The native Mississippian acknowledged that JSU is facing a challenge with its rainy day fund and that many other universities endure such obstacles. “We want to have a full understanding of the current circumstances. … Jackson State is working toward reaching solid financial ground … and we’re going to fulfill our mission toward the future that’s been put in place by our forefathers and foremothers.”

Moreover, Paige said, corrective actions are under way, and once all the data have been accumulated that information would be widely shared. “This is a public institution. … We want the public to be our friend and support us. We owe them the explanation.”


Since returning to Mississippi, Paige has met with legislators, campus officials and students. He also plans to engage community members. “You can tell by the depth of their questions that they have a real strong interest in the university, and they want the best for the university.
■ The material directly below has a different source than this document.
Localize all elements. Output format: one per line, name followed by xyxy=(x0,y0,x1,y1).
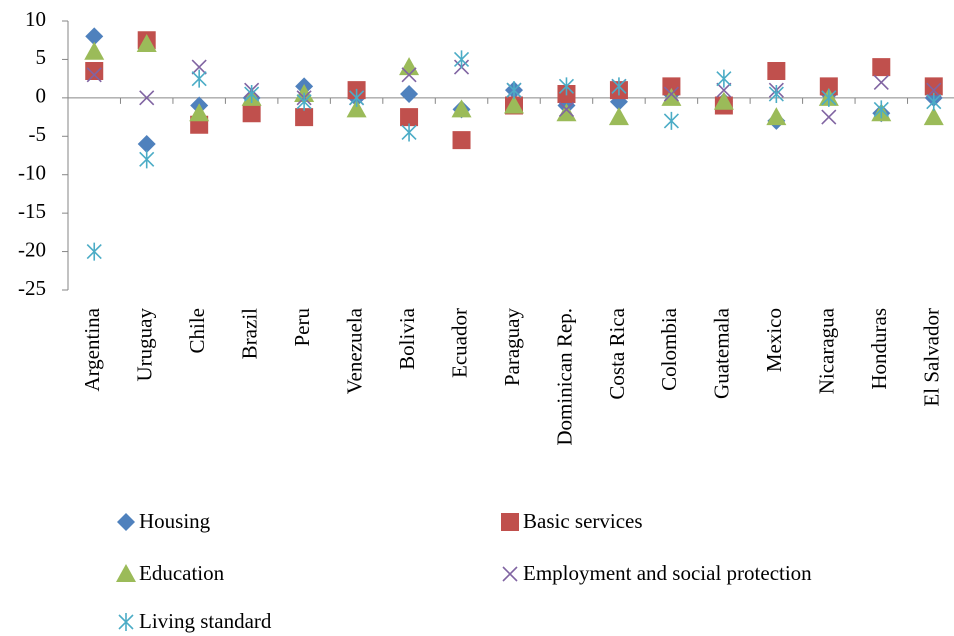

We need to try to provide them with information so that they can fulfill their mission as friends of the university.”

In addition, Paige recently spoke to the president of the JSU National Alumni Association, and said, “We’re talking about ways that we can get our arms around this issue.”

Paige indicated changes are on the horizon administratively, too. “If things don’t change, they stay the same. And clearly, we don’t want the same.” He said JSU has positively altered lives, including his. “Much of what I’ve achieved I can look back and say this university had a direct influence on me. I would never have been U.S. Secretary of Education absent my education at Jackson State. If that’s true for me, imagine how many other people in the world that is true for.”

He indicated that the university’s growth would be defined by quality, not simply enrollment numbers. “We’re talking about the university’s image throughout the world, throughout Mississippi and throughout the United States.”